Though it looks exotic, lotus-wrapped sticky rice should not be missed. Tucked inside its leafy green blanket, a large clump of slightly sweet rice awaits, studded with various bits of minced pork and sausage. The result is fried rice that you eat with your hands — what's not to love about that?
For fowl fans, a serving of finely sliced roast duck makes a honey-brown delicacy. A nearly identical version of chicken is also available.
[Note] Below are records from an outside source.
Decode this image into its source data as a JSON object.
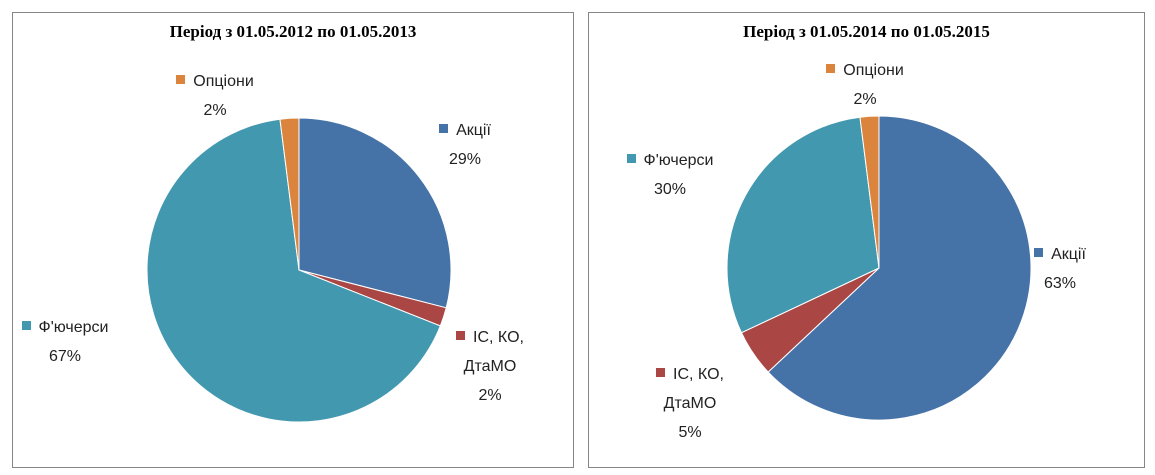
{
  "chart_data": [
    {
      "type": "pie",
      "title": "Період з 01.05.2012 по 01.05.2013",
      "categories": [
        "Акції",
        "ІС, КО, ДтаМО",
        "Ф'ючерси",
        "Опціони"
      ],
      "values": [
        29,
        2,
        67,
        2
      ],
      "value_labels": [
        "29%",
        "2%",
        "67%",
        "2%"
      ],
      "colors": [
        "#4572a7",
        "#aa4643",
        "#4198af",
        "#db843d"
      ]
    },
    {
      "type": "pie",
      "title": "Період з 01.05.2014 по 01.05.2015",
      "categories": [
        "Акції",
        "ІС, КО, ДтаМО",
        "Ф'ючерси",
        "Опціони"
      ],
      "values": [
        63,
        5,
        30,
        2
      ],
      "value_labels": [
        "63%",
        "5%",
        "30%",
        "2%"
      ],
      "colors": [
        "#4572a7",
        "#aa4643",
        "#4198af",
        "#db843d"
      ]
    }
  ]
}
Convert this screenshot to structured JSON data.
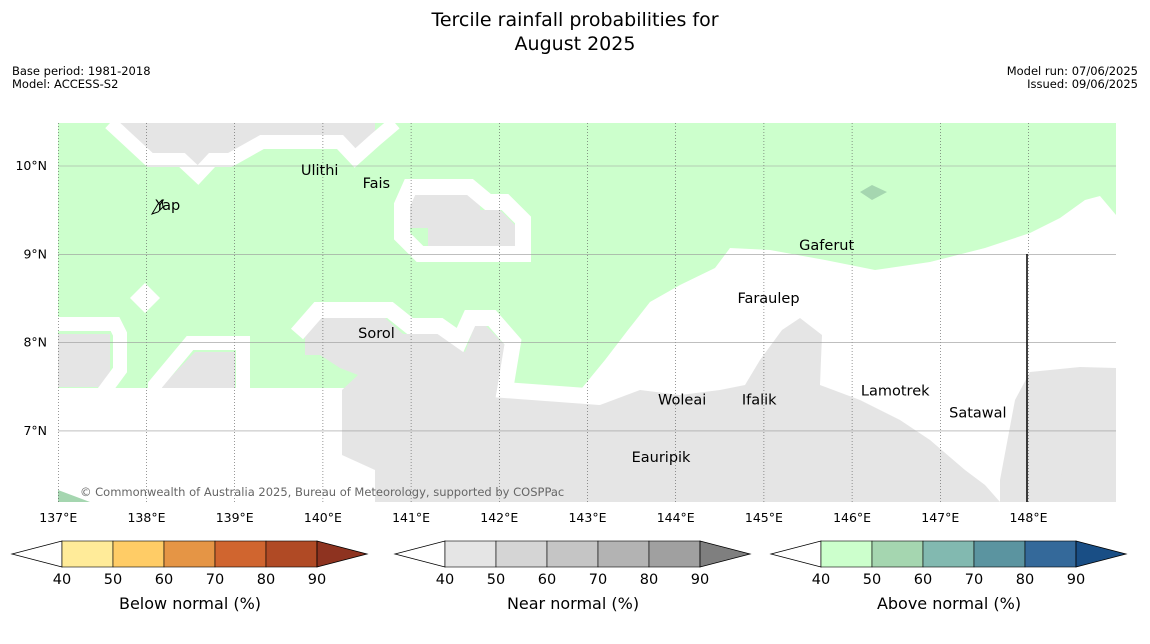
{
  "title_line1": "Tercile rainfall probabilities for",
  "title_line2": "August 2025",
  "base_period": "Base period: 1981-2018",
  "model": "Model: ACCESS-S2",
  "model_run": "Model run: 07/06/2025",
  "issued": "Issued: 09/06/2025",
  "copyright": "© Commonwealth of Australia 2025, Bureau of Meteorology, supported by COSPPac",
  "lon_ticks": [
    "137°E",
    "138°E",
    "139°E",
    "140°E",
    "141°E",
    "142°E",
    "143°E",
    "144°E",
    "145°E",
    "146°E",
    "147°E",
    "148°E"
  ],
  "lat_ticks": [
    "10°N",
    "9°N",
    "8°N",
    "7°N"
  ],
  "places": [
    {
      "name": "Ulithi",
      "lon": 139.75,
      "lat": 9.9
    },
    {
      "name": "Fais",
      "lon": 140.45,
      "lat": 9.75
    },
    {
      "name": "Yap",
      "lon": 138.1,
      "lat": 9.5
    },
    {
      "name": "Gaferut",
      "lon": 145.4,
      "lat": 9.05
    },
    {
      "name": "Faraulep",
      "lon": 144.7,
      "lat": 8.45
    },
    {
      "name": "Sorol",
      "lon": 140.4,
      "lat": 8.05
    },
    {
      "name": "Lamotrek",
      "lon": 146.1,
      "lat": 7.4
    },
    {
      "name": "Woleai",
      "lon": 143.8,
      "lat": 7.3
    },
    {
      "name": "Ifalik",
      "lon": 144.75,
      "lat": 7.3
    },
    {
      "name": "Satawal",
      "lon": 147.1,
      "lat": 7.15
    },
    {
      "name": "Eauripik",
      "lon": 143.5,
      "lat": 6.65
    }
  ],
  "colorbars": [
    {
      "label": "Below normal (%)",
      "ticks": [
        "40",
        "50",
        "60",
        "70",
        "80",
        "90"
      ],
      "colors": [
        "#ffffff",
        "#ffeb99",
        "#ffcc66",
        "#e59545",
        "#d0652f",
        "#b04a25",
        "#8e3320"
      ]
    },
    {
      "label": "Near normal (%)",
      "ticks": [
        "40",
        "50",
        "60",
        "70",
        "80",
        "90"
      ],
      "colors": [
        "#ffffff",
        "#e5e5e5",
        "#d5d5d5",
        "#c5c5c5",
        "#b3b3b3",
        "#a0a0a0",
        "#7f7f7f"
      ]
    },
    {
      "label": "Above normal (%)",
      "ticks": [
        "40",
        "50",
        "60",
        "70",
        "80",
        "90"
      ],
      "colors": [
        "#ffffff",
        "#ccffcc",
        "#a5d6b0",
        "#82b9b0",
        "#5b94a0",
        "#34699a",
        "#194e85"
      ]
    }
  ],
  "colors": {
    "above_40_50": "#ccffcc",
    "near_40_50": "#e5e5e5",
    "above_50_60": "#a5d6b0"
  }
}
Diners go nuts for turnip cakes, those sweet, gooey wedges with a crisp outer crust. But more challenging — texturally speaking, anyway — are the steamed rice rolls. Folded like crepes around shrimp, pork, or beef, these rice-flour pancakes are slippery as a raw oyster. Also high on the list of culinary challenges are "phoenix claws": whole chicken feet that you pop in your mouth, spitting out the tiny bones like watermelon seeds. If you can get past the idea of ingesting feet, by all means give it a try. They just explode with flavor.
For dessert, snag a trio of the custard tarts, warm miniature pies with a flaky crust and lush eggy center. Also on the sweet side: fried sesame balls, pastry buns filled with a nutty bean paste.
There are far more dishes in a typical dim-sum spread, but this list should get you started. Don't see something you really want? Ask and you shall receive.